Embedding Mermaid in Markdown
GitHub, GitLab, and Bitbucket render Mermaid in markdown automatically since 2022:
```mermaid
flowchart LR
A --> B
```
Just use a mermaid code fence. No extension, no plugin. The diagram renders in PR descriptions, READMEs, and issue comments.
For static site generators (Hugo, Jekyll, Astro, MDX), there's usually a Mermaid plugin or a built-in renderer. Notion and Obsidian also support Mermaid out of the box.
Where Mermaid Falls Short
Be honest about its limits:
- Layout control is limited. Mermaid auto-layouts your diagram. You can nudge it (rank, direction, classes), but you can't drag a node to a specific pixel.
- Complex diagrams get ugly. Past ~30 nodes, auto-layout produces dense or crossing-heavy diagrams. Break large diagrams into smaller ones.
- Styling is limited. You can apply CSS-like classes, but you won't get the polish of a hand-laid-out Figma diagram.
- Subgraphs are awkward. Nesting works but layout often disappoints.
For external-facing presentation diagrams (marketing pages, sales decks, executive presentations), you probably still want a graphical tool. For internal docs, ADRs, READMEs, and architecture overviews — Mermaid is hard to beat.
Tips for Readable Diagrams
Limit nodes per diagram. 5–15 nodes per flowchart is the sweet spot. More than that, split into multiple diagrams.
Use direction deliberately.

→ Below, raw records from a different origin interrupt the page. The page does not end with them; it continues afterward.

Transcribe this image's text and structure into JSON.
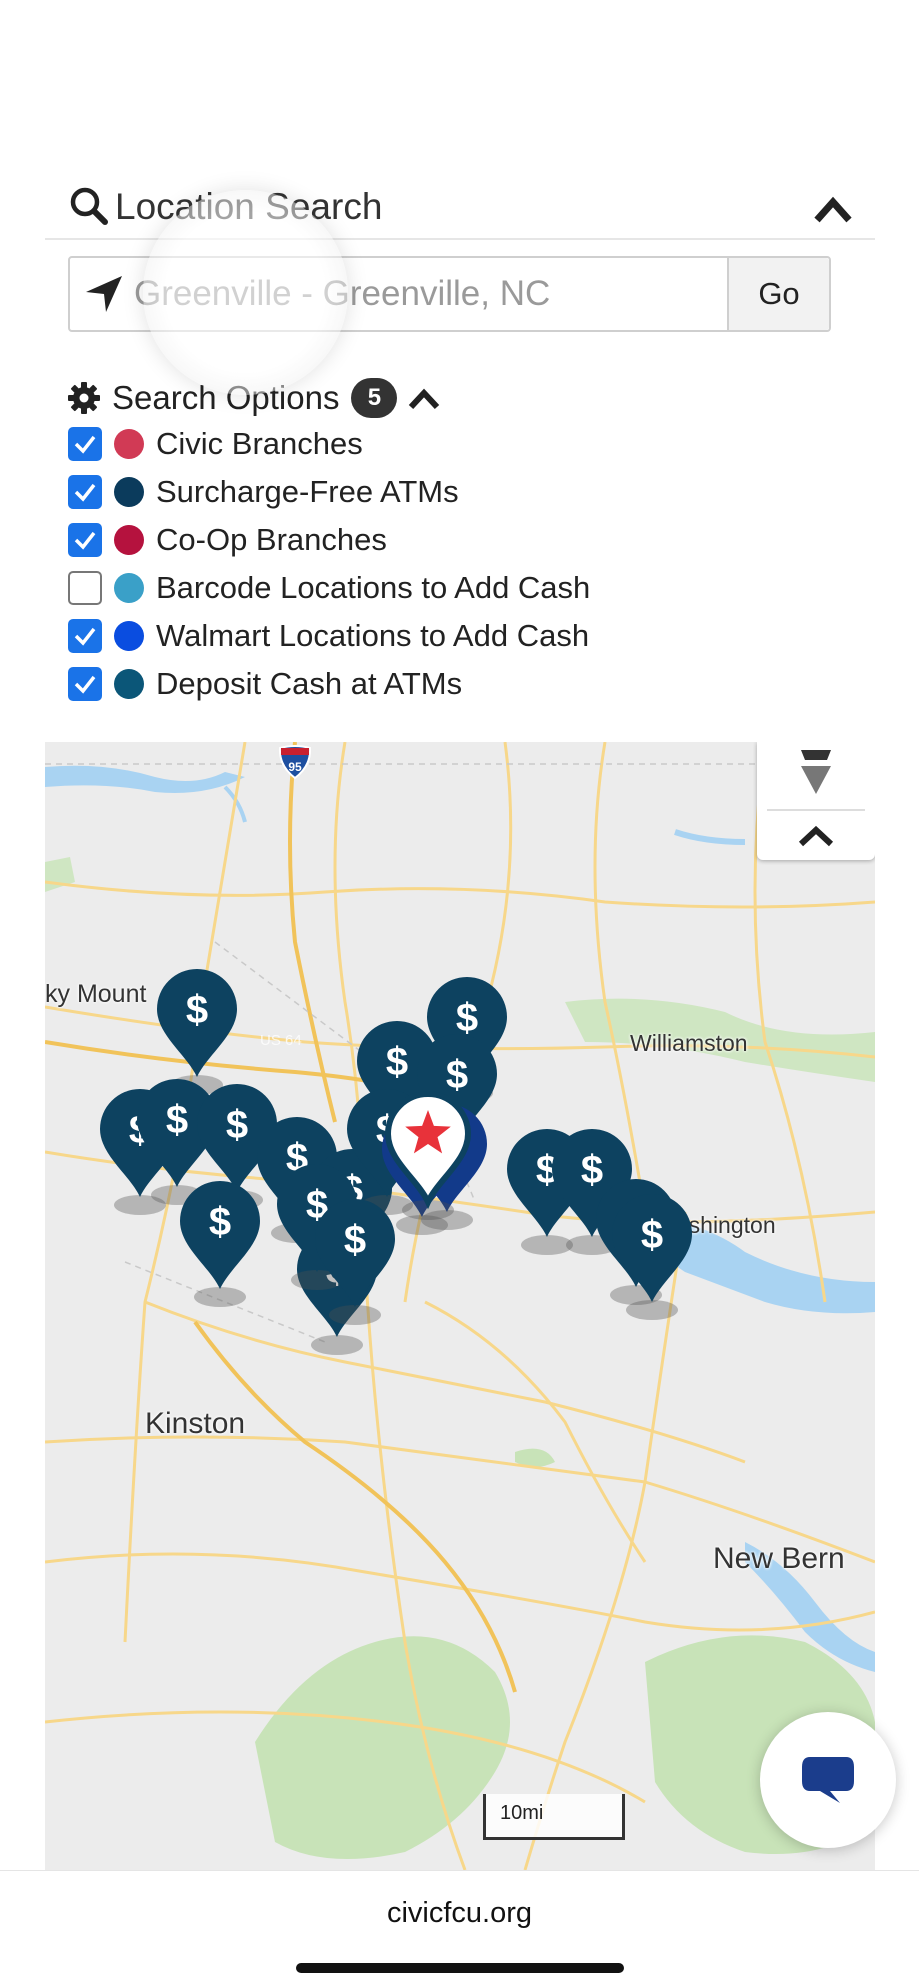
{
  "location_search": {
    "title": "Location Search",
    "input_value": "",
    "input_placeholder": "Greenville - Greenville, NC",
    "go_label": "Go"
  },
  "search_options": {
    "title": "Search Options",
    "count": "5",
    "items": [
      {
        "label": "Civic Branches",
        "checked": true,
        "color": "#d13a55"
      },
      {
        "label": "Surcharge-Free ATMs",
        "checked": true,
        "color": "#0b3b5c"
      },
      {
        "label": "Co-Op Branches",
        "checked": true,
        "color": "#b5123e"
      },
      {
        "label": "Barcode Locations to Add Cash",
        "checked": false,
        "color": "#3aa0c8"
      },
      {
        "label": "Walmart Locations to Add Cash",
        "checked": true,
        "color": "#0a4de0"
      },
      {
        "label": "Deposit Cash at ATMs",
        "checked": true,
        "color": "#0b5678"
      }
    ]
  },
  "map": {
    "places": {
      "rocky_mount": "ky Mount",
      "williamston": "Williamston",
      "washington": "Washington",
      "kinston": "Kinston",
      "new_bern": "New Bern",
      "highway_95": "95",
      "us64": "US 64"
    },
    "scale_label": "10mi",
    "pin_color": "#0d4260",
    "home_pin_color": "#e8323a"
  },
  "footer": {
    "url": "civicfcu.org"
  },
  "colors": {
    "accent": "#1a73e8",
    "chat_icon": "#1b3d8c"
  }
}
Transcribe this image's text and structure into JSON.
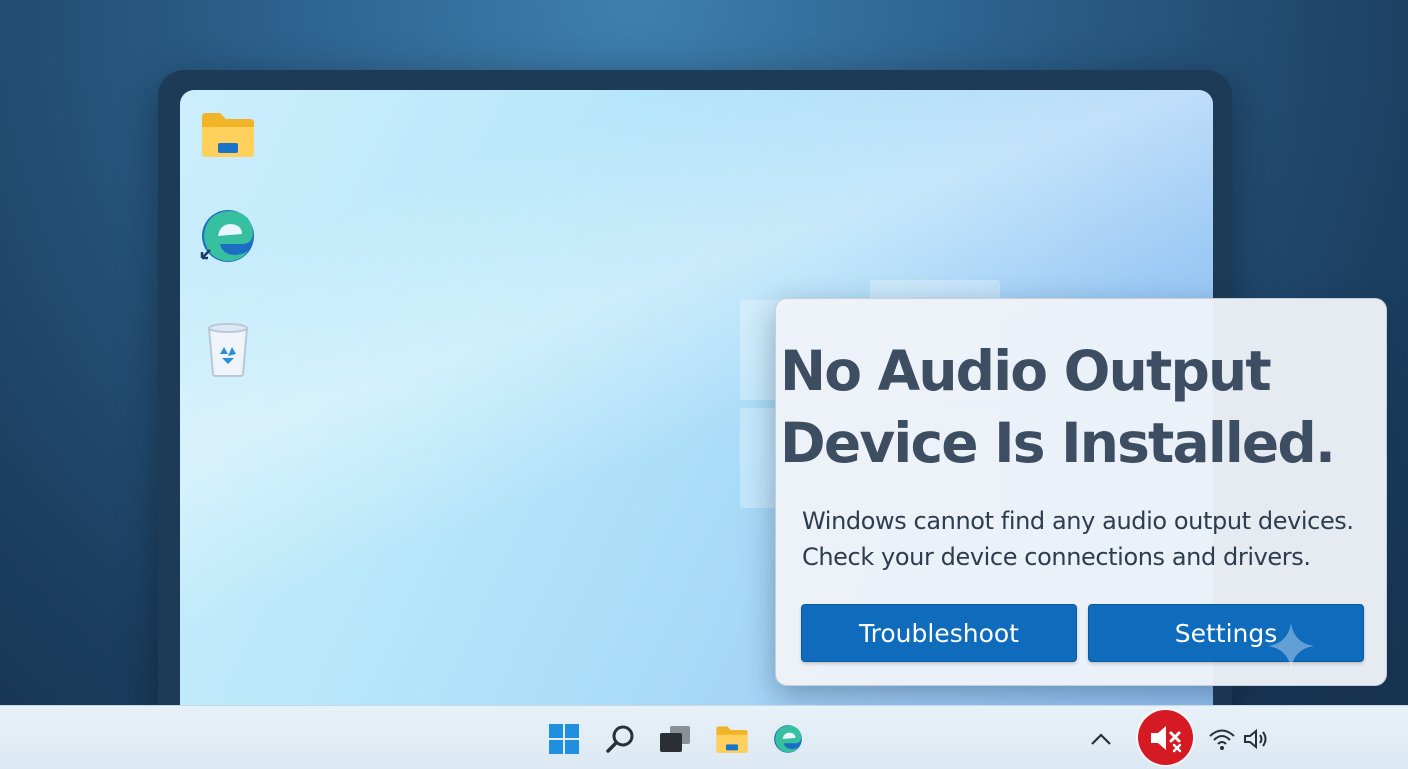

TD (top-down) is best for decision trees and processes. LR (left-right) is best for sequences, pipelines, and timelines.
Label edges where it helps. A flowchart with labeled arrows tells a story. A flowchart with bare arrows shows boxes connected to other boxes.
Group with subgraphs. When several nodes belong together logically, wrap them in a subgraph to communicate the grouping visually.
Comment your source. Mermaid supports %% comments. Use them to explain why the diagram is structured this way, especially when it represents a real system that future readers will need to update.
FAQ
Does Mermaid render on GitHub?
Yes — natively, in any markdown file (README, issues, PRs, comments). Use a fenced code block with mermaid as the language.
How do I export a Mermaid diagram as PNG/SVG?
Use the online editor's export button, or use the mmdc CLI (@mermaid-js/mermaid-cli):
npx -p @mermaid-js/mermaid-cli mmdc -i diagram.mmd -o diagram.svg
SVG is preferable for docs (scales without blur) and PNG for places that don't render SVG.
Can I use custom colors and themes?
Yes, with %%{init: {'theme': 'forest'}}%% at the top of your diagram, or via theme variables (themeVariables) for fine-grained control. Available built-in themes include default, forest, dark, and neutral.
Is Mermaid the same as PlantUML?
Both are diagram-as-code, but they're different products with different syntax. PlantUML is older, has a wider diagram library, and renders on the server (via a Java backend). Mermaid is JavaScript-based, renders client-side, and has tighter integration with markdown ecosystems. Mermaid has won in modern developer tooling; PlantUML still dominates in enterprise / Java shops.
Can I include Mermaid in PDFs?
Indirectly. Render the diagram to SVG/PNG with the CLI, then include the image in the PDF. Direct PDF generators that support Mermaid (Pandoc with the right filter, Typst with a plugin) exist but require setup.